Les fractales sont définies par la façon dont elles imprègnent l’espace, avec des démarcations qui se complexifient à chaque itération. Les fractales sont connectées par des motifs similaires, et animées par des principes mathématiques de parallélisme qui les développent dans l’espace et à travers différentes échelles. Ce sont des boucles de rétro-actions géométriques qui traversent plusieurs échelles, articulant des instruments de différentes tailles à travers (et par-delà) le plan. Les fractales s’organisent selon des motifs qui créent continuellement de nouvelles lignes en essayant de se délimiter. C’est un processus de territorialisation sans terminaison, de formation d’une identité en crise perpétuelle. À mesure que les fractales délimitent leurs frontières, elles se réitèrent – une dialectique à l’infini de rapetissement et d’élargissement, de « paramètres finis et du développement infini », du détail microscopique et de ce qui « ne cesse de s’échapper en tourbillonnant, de dessiner des spirales sans fin » (Dimock, 88-89).

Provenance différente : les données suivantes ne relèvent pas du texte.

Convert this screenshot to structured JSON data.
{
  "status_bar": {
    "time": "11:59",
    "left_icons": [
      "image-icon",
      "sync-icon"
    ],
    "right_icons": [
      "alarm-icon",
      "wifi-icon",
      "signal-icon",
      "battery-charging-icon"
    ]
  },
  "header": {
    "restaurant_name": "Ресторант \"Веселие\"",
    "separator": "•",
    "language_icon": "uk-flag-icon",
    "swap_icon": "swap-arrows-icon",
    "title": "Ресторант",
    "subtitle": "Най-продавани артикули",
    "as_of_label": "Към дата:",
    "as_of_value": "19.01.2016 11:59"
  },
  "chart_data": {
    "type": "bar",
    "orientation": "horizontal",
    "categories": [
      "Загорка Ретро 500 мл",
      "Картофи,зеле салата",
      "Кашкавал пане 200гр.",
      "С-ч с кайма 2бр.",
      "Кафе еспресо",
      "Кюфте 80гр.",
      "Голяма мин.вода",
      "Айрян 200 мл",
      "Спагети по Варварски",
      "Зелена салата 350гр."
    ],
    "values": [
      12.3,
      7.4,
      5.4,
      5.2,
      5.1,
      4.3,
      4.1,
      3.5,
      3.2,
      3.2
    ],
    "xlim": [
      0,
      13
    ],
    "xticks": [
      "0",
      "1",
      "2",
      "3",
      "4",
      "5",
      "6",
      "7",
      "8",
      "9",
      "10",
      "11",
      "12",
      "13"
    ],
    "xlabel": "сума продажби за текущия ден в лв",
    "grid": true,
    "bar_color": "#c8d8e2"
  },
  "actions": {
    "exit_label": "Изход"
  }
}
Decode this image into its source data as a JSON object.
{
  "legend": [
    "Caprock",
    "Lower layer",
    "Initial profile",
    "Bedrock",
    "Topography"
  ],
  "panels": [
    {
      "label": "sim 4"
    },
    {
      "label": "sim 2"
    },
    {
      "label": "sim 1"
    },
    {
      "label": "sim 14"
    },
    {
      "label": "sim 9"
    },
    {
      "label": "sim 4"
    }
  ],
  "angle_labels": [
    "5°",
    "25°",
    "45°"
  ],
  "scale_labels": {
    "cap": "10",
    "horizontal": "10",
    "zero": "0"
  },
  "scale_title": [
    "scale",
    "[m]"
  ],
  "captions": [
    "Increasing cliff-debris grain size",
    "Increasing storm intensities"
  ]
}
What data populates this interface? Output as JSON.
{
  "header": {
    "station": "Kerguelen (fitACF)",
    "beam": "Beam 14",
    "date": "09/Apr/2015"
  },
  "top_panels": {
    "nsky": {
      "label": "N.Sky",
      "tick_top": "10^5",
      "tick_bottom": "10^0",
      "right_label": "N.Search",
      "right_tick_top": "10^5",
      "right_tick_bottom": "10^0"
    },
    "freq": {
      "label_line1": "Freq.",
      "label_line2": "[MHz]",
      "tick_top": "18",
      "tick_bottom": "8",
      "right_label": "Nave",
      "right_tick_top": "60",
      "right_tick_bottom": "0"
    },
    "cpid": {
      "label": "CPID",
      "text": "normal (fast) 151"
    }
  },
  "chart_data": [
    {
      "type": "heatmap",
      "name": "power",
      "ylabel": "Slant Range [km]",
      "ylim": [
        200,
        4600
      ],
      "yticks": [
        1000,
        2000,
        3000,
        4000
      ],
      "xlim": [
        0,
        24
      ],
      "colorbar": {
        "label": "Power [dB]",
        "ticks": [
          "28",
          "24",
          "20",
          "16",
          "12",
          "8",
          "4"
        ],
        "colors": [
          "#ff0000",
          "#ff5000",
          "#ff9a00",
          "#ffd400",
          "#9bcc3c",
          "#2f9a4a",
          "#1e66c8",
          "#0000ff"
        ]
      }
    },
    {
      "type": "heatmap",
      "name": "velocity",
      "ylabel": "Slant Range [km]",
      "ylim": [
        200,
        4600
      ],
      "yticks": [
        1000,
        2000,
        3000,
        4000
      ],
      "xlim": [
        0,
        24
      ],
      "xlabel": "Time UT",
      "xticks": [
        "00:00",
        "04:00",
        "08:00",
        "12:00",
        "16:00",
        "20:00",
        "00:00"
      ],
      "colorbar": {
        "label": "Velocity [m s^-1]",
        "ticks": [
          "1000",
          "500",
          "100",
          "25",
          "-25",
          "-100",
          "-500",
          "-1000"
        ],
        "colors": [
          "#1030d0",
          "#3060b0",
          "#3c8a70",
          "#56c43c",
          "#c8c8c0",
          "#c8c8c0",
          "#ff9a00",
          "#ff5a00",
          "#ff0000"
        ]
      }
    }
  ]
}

Prenez par exemple, le flocon de Koch (Fig.1). Dans sa première itération, le flocon de Koch apparaît comme un triangle équilatéral. Dans sa seconde itération, trois versions plus petites du triangle émergent depuis le centre de chaque côté du premier triangle, transformant la figure en une étoile à six branches. Dans sa troisième itération, deux autres triangles émergent de chaque nouveau triangle ainsi formé. Dans chacune des autres itérations, le périmètre du flocon de neige gagne une multiplicité de faces supplémentaires – il est multi-face mais jamais complet. Toute représentation visuelle du flocon de Koch est une simplification, un cliché d’une identité toujours-en-train-de-se-faire. Ainsi, les fractales étendent leurs principes mathématiques au travers des échelles et des espaces, imprégnant et codifiant le territoire dans une aspiration asymptotique.
Fig. 1. Un flocon de neige de Koch montre comment un triangle devient une fractale (image tirée de Wikimedia Commons)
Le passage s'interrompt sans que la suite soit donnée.